En effet, les femmes sont plus vulnérables aux RPS que les hommes, comme le montrent plusieurs récentes études. Ainsi, 60% des Européennes ont déjà été victimes d’une forme de sexisme ou de harcèlement sexuel au travail au cours de leur vie professionnelle, selon l’Observatoire européen du sexisme et du harcèlement sexuel au travail5 réalisé en 2019. Ceci s’explique par divers facteurs. Tout d’abord, les métiers occupés principalement par des femmes, comme les soins, les services à la personne, l’entretien ou l’enseignement, sont parmi les plus à risques vis-à-vis des RPS. De plus, les femmes occupent plus des postes moins qualifiés, avec des contrats précaires ou à temps partiel, ce qui engendre un stress économique supplémentaire. En 2023, selon l’enquête Emploi de l’INSEE6, plus d’une femme sur quatre travail à temps partiel (26,6 %) contre moins d’un homme sur dix (7,8 %). Enfin, la société est telle que les femmes ont souvent pour rôle de jongler entre leur travail rémunéré et les tâches domestiques à la maison, ce qui peut créer une charge mentale supplémentaire et avoir un impact négatif sur la santé mentale. 

D’autre part, les jeunes sont également particulièrement touchés par les RPS. En effet, selon le Baromètre d’Empreinte Humaine, 55 % des jeunes de moins de 29 ans souffrent de détresse psychologique, en partie en raison d’un contexte anxiogène marqué par diverses crises (sanitaire, géopolitique, économique et environnementale) et par les effets négatifs du télétravail, qui a augmenté depuis la pandémie de Covid-19. Une enquête de McKinsey & Company7 réalisée en 2020 a montré que 62 % des employés en télétravail ont signalé une augmentation de leur niveau de stress. Enfin, les jeunes ont tendance à assumer rapidement de nombreuses responsabilités en tant que salariés ou entrepreneurs. Cela peut les amener à supporter une lourde charge de travail, parfois au-delà de leurs limites. Selon le Baromètre DJEPVA sur la jeunesse8 de 2023, le stress ou une charge de travail trop lourde est la principale raison invoquée par les jeunes pour changer de travail.

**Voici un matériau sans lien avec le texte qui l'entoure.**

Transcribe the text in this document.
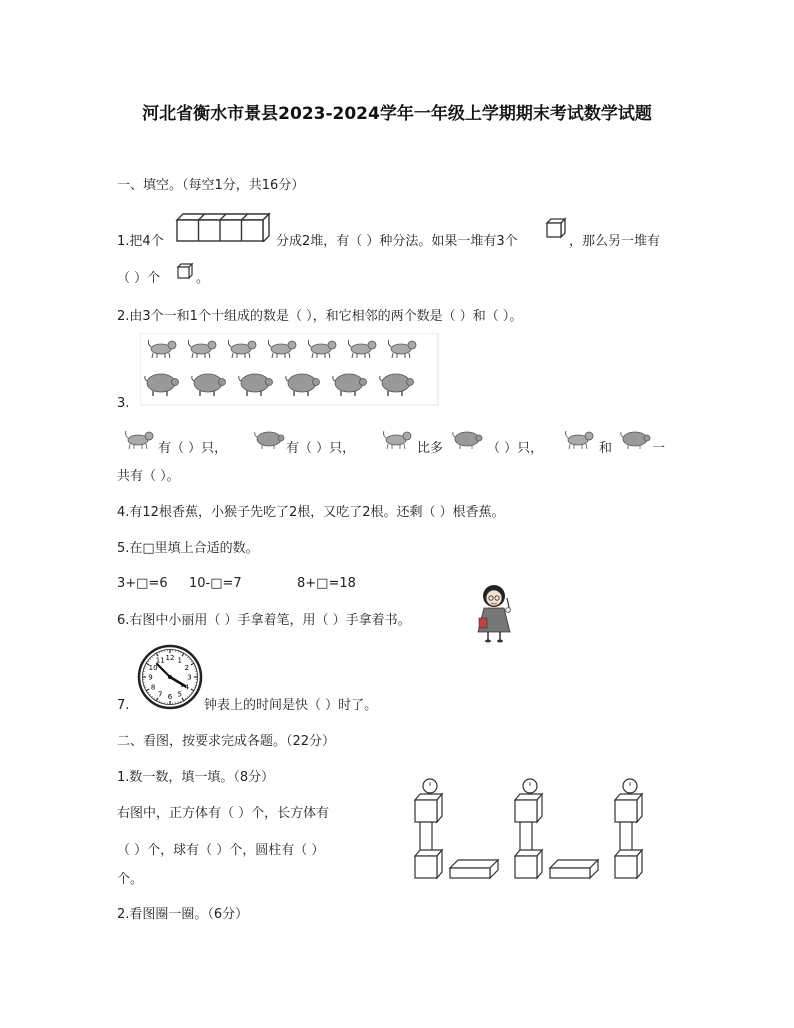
河北省衡水市景县2023-2024学年一年级上学期期末考试数学试题
一、填空。（每空1分，共16分）
1.把4个	分成2堆，有（ ）种分法。如果一堆有3个	，那么另一堆有
（ ）个	。
2.由3个一和1个十组成的数是（ ），和它相邻的两个数是（ ）和（ ）。
3.
有（ ）只，	有（ ）只，	比多	（ ）只，	和	一
共有（ ）。
4.有12根香蕉，小猴子先吃了2根，又吃了2根。还剩（ ）根香蕉。
5.在□里填上合适的数。
3+□=6 10-□=7	8+□=18
6.右图中小丽用（ ）手拿着笔，用（ ）手拿着书。
12 1
2
3
4
5
6
7
8
9
10
11
7.	钟表上的时间是快（ ）时了。
二、看图，按要求完成各题。（22分）
1.数一数，填一填。（8分）
右图中，正方体有（ ）个，长方体有
（ ）个，球有（ ）个，圆柱有（ ）
个。
2.看图圈一圈。（6分）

On le sait, Entourage le prône, la précarité n’est pas qu’économique, elle peut également être relationnelle. Et bien souvent, les deux sont liées. 

D’un côté, la précarité matérielle à tendance à isoler les personnes de leur entourage et de la société. En effet, parmi les nombreuses causes pouvant provoquer un isolement social, la situation financière précaire est l’une des plus connues. Elle ne permet pas à la personne d’envisager des loisirs comme une sortie au restaurant ou une inscription à une activité. Lorsque l’on a peu de revenus ou que ce dernier est fragile, on priorise le logement et la nourriture.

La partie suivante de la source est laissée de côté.